The world of data science is faddish, and, for the quality profession to follow every fad would be as questionable as remaining stuck in 1945. Induction Trees and Naive Bayes are basic workhorses of data science, and not particularly fashionable.
Neural Nets, on the other hand, are fashionable but it doesn’t mean they are an appropriate tool to identify the cause of quality problems. By feeding a Neural Net enough examples, you can train it to recognize a handwritten “8.” You can easily gauge its ability to do so, and you don’t need to understand how it manages this feat. Banks run into problems, however, when they apply this technique to credit risk assessment because Neural Nets don’t explain why they recommend granting or denying a loan. Likewise, Neural Nets don’t have much of a role in quality problem solving, as humans need to understand and validate the reasoning behind the identification of a root cause.

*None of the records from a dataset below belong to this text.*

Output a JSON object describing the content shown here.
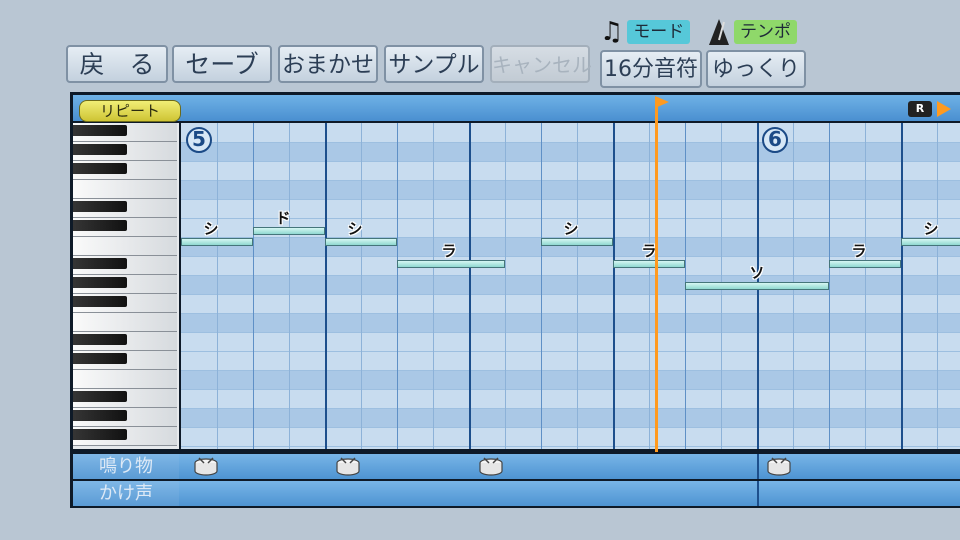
{
  "toolbar": {
    "back": "戻　る",
    "save": "セーブ",
    "auto": "おまかせ",
    "sample": "サンプル",
    "cancel": "キャンセル",
    "mode_value": "16分音符",
    "tempo_value": "ゆっくり"
  },
  "labels": {
    "mode": "モード",
    "tempo": "テンポ"
  },
  "header": {
    "repeat": "リピート",
    "record_badge": "R"
  },
  "measures": [
    "5",
    "6"
  ],
  "notes": [
    {
      "label": "シ"
    },
    {
      "label": "ド"
    },
    {
      "label": "シ"
    },
    {
      "label": "ラ"
    },
    {
      "label": "シ"
    },
    {
      "label": "ラ"
    },
    {
      "label": "ソ"
    },
    {
      "label": "ラ"
    },
    {
      "label": "シ"
    }
  ],
  "tracks": {
    "percussion": "鳴り物",
    "shout": "かけ声"
  },
  "colors": {
    "playhead": "#ff9a1f",
    "note": "#a8e6e0",
    "mode_tag": "#56c8d9",
    "tempo_tag": "#8fd86a",
    "repeat": "#e4de52"
  }
}
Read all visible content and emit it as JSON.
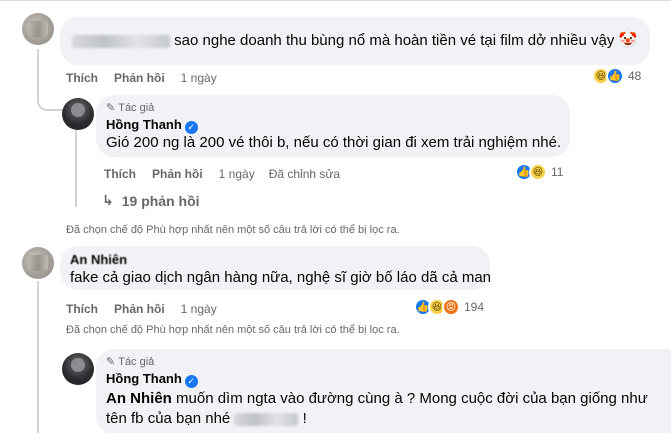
{
  "comments": [
    {
      "text": "sao nghe doanh thu bùng nổ mà hoàn tiền vé tại film dở nhiều vậy",
      "emoji": "🤡",
      "actions": {
        "like": "Thích",
        "reply": "Phản hồi",
        "time": "1 ngày"
      },
      "reaction_count": "48",
      "reply": {
        "author_tag": "Tác giả",
        "name": "Hồng Thanh",
        "text": "Gió 200 ng là 200 vé thôi b, nếu có thời gian đi xem trải nghiệm nhé.",
        "actions": {
          "like": "Thích",
          "reply": "Phản hồi",
          "time": "1 ngày",
          "edited": "Đã chỉnh sửa"
        },
        "reaction_count": "11"
      },
      "more_replies": "19 phản hồi",
      "filter_note": "Đã chọn chế độ Phù hợp nhất nên một số câu trả lời có thể bị lọc ra."
    },
    {
      "name": "An Nhiên",
      "text": "fake cả giao dịch ngân hàng nữa, nghệ sĩ giờ bố láo dã cả man",
      "actions": {
        "like": "Thích",
        "reply": "Phản hồi",
        "time": "1 ngày"
      },
      "reaction_count": "194",
      "filter_note": "Đã chọn chế độ Phù hợp nhất nên một số câu trả lời có thể bị lọc ra.",
      "reply": {
        "author_tag": "Tác giả",
        "name": "Hồng Thanh",
        "mention": "An Nhiên",
        "text_line1": " muốn dìm ngta vào đường cùng à ? Mong cuộc đời của bạn giống như",
        "text_line2": "tên fb của bạn nhé ",
        "text_end": " !"
      }
    }
  ],
  "icons": {
    "pen": "pen-icon",
    "verified": "verified-badge-icon",
    "reply_arrow": "reply-arrow-icon",
    "like": "like-reaction-icon",
    "haha": "haha-reaction-icon",
    "angry": "angry-reaction-icon"
  },
  "colors": {
    "like": "#1877f2",
    "haha": "#f7d14a",
    "angry": "#e9710f",
    "bubble": "#f0f2f5",
    "meta": "#65676b"
  }
}
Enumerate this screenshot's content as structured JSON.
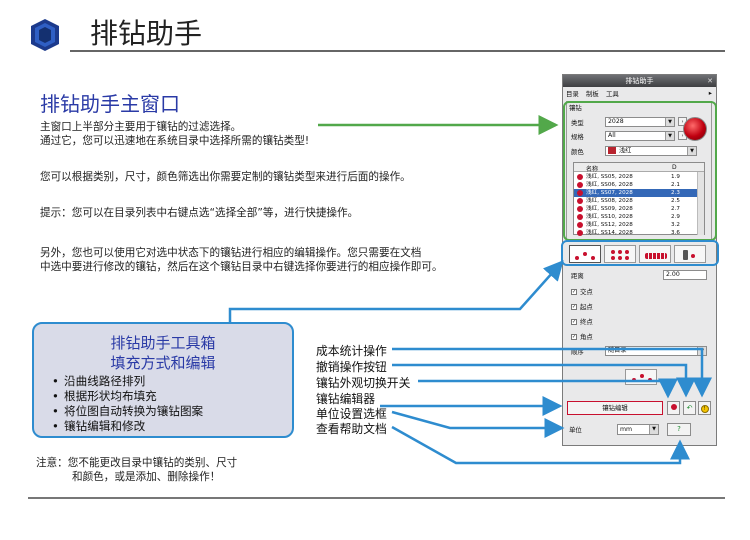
{
  "slide": {
    "title": "排钻助手",
    "section_heading": "排钻助手主窗口",
    "para1_line1": "主窗口上半部分主要用于镶钻的过滤选择。",
    "para1_line2": "通过它，您可以迅速地在系统目录中选择所需的镶钻类型!",
    "para2": "您可以根据类别，尺寸，颜色筛选出你需要定制的镶钻类型来进行后面的操作。",
    "para3": "提示：您可以在目录列表中右键点选“选择全部”等，进行快捷操作。",
    "para4_line1": "另外，您也可以使用它对选中状态下的镶钻进行相应的编辑操作。您只需要在文档",
    "para4_line2": "中选中要进行修改的镶钻，然后在这个镶钻目录中右键选择你要进行的相应操作即可。",
    "note_line1": "注意：您不能更改目录中镶钻的类别、尺寸",
    "note_line2": "和颜色，或是添加、删除操作！"
  },
  "toolbox": {
    "title1": "排钻助手工具箱",
    "title2": "填充方式和编辑",
    "items": [
      "沿曲线路径排列",
      "根据形状均布填充",
      "将位图自动转换为镶钻图案",
      "镶钻编辑和修改"
    ]
  },
  "callouts": [
    "成本统计操作",
    "撤销操作按钮",
    "镶钻外观切换开关",
    "镶钻编辑器",
    "单位设置选框",
    "查看帮助文档"
  ],
  "colors": {
    "accent_blue": "#2a3aa6",
    "arrow_blue": "#2e8ccf",
    "arrow_green": "#52a84a",
    "gem_red": "#c8102e"
  },
  "panel": {
    "title": "排钻助手",
    "close": "✕",
    "menu": [
      "目录",
      "制板",
      "工具"
    ],
    "menu_dropdown": "▸",
    "group_label": "镶钻",
    "category_label": "类型",
    "category_value": "2028",
    "size_label": "规格",
    "size_value": "All",
    "color_label": "颜色",
    "color_value": "浅红",
    "list_header_name": "名称",
    "list_header_d": "D",
    "rows": [
      {
        "name": "浅红, SS05, 2028",
        "d": "1.9"
      },
      {
        "name": "浅红, SS06, 2028",
        "d": "2.1"
      },
      {
        "name": "浅红, SS07, 2028",
        "d": "2.3"
      },
      {
        "name": "浅红, SS08, 2028",
        "d": "2.5"
      },
      {
        "name": "浅红, SS09, 2028",
        "d": "2.7"
      },
      {
        "name": "浅红, SS10, 2028",
        "d": "2.9"
      },
      {
        "name": "浅红, SS12, 2028",
        "d": "3.2"
      },
      {
        "name": "浅红, SS14, 2028",
        "d": "3.6"
      }
    ],
    "selected_row": 2,
    "spacing_label": "距离",
    "spacing_value": "2.00",
    "checks": [
      "交点",
      "起点",
      "终点",
      "角点"
    ],
    "order_label": "顺序",
    "order_value": "随目录",
    "edit_button": "镶钻编辑",
    "unit_label": "单位",
    "unit_value": "mm",
    "help_button": "?",
    "stat_icon": "stat-icon",
    "undo_icon": "undo-icon"
  }
}
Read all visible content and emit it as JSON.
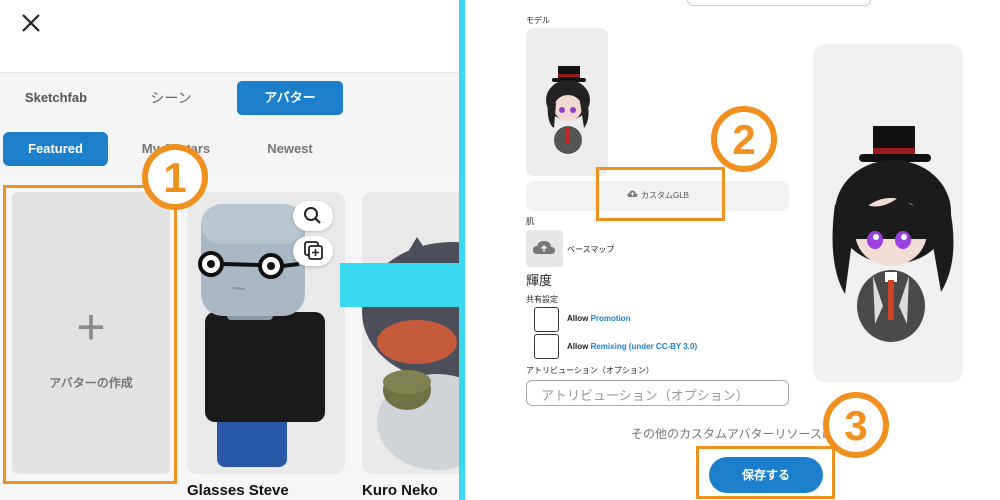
{
  "left": {
    "close_label": "×",
    "tabs": [
      {
        "label": "Sketchfab"
      },
      {
        "label": "シーン"
      },
      {
        "label": "アバター"
      }
    ],
    "filters": [
      {
        "label": "Featured"
      },
      {
        "label": "My Avatars"
      },
      {
        "label": "Newest"
      }
    ],
    "create_card": {
      "plus": "+",
      "label": "アバターの作成"
    },
    "avatars": [
      {
        "name": "Glasses Steve"
      },
      {
        "name": "Kuro Neko"
      }
    ],
    "icons": [
      "search-icon",
      "add-to-library-icon"
    ]
  },
  "right": {
    "model_label": "モデル",
    "custom_glb": "カスタムGLB",
    "skin_label": "肌",
    "basemap_label": "ベースマップ",
    "brightness_label": "輝度",
    "share_settings_label": "共有設定",
    "allow_label": "Allow",
    "promotion": {
      "label": "Promotion"
    },
    "remixing": {
      "label": "Remixing (under CC-BY 3.0)"
    },
    "attribution_label": "アトリビューション（オプション）",
    "attribution_placeholder": "アトリビューション（オプション）",
    "resources_text": "その他のカスタムアバターリソースはこちら",
    "save_label": "保存する"
  },
  "steps": [
    "1",
    "2",
    "3"
  ],
  "colors": {
    "accent_blue": "#1c7fcb",
    "highlight_orange": "#f0901e",
    "divider_cyan": "#3ad8f0"
  }
}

Acknowledgements and Further Reading
The literature on manufacturing quality that I cited in this post includes the following:
- Juran’s Quality Handbook, Joseph A. Defeo
- Introduction to Statistical Quality Control, Douglas Montgomery
- The Six Sigma Handbook, Thomas Pyzdek & Paul Keller
- Understanding Variation, Don Wheeler
- Quality Essentials: A Reference Guide from A to Z, Jack B. ReVelle
The only book I found to consider that there may be more than one characteristic of interest to measure on a workpiece is Peihua Qiu’s Introduction to Statistical Process Control. It has several chapters on multivariate control charts.
A popular means of learning data science is the course concentration on the subject offered by Coursera since April, 2014. It is a series of 10 online courses taught by three biostatistics professors from Johns Hopkins University. Attendance statistics are not easily available. According to simplystats, as of February 2015, 1.76 million students had signed up. 71,589 had completed one course. 976 had completed the first 9 courses, and 478 the tenth, which is a “Capstone project.”
Most of the literature shows how to use the tools with R, in cookbook fashion, without any theoretical justification. R itself, however, is not a tool I would recommend to any manufacturing professional I know. It’s a programming language and requires users to think like software engineers. The only practical way to use it in a manufacturing environment is through applications developed by specialists. Here are a few references:
- The analytical tools are described in John Mount and Nina Zumel’s Practical Data Science with R.
- For data preparation, visualization and project documentation, see Hadley Wickham and Garrett Grolemund’s R for Data Science.
- For a massive tome on theory, see Trevor Hastie, Robert Tibshirani and Jerome Friedman’s The Elements of Statistical Learning. It opens with the Deming quote “In God we trust, all others bring data.”
- For background on why Bayes’s ideas were dismissed by Shewhart’s contemporary statisticians, see, Sharon Bertsch McGrayne’s The Theory That Would Not Die.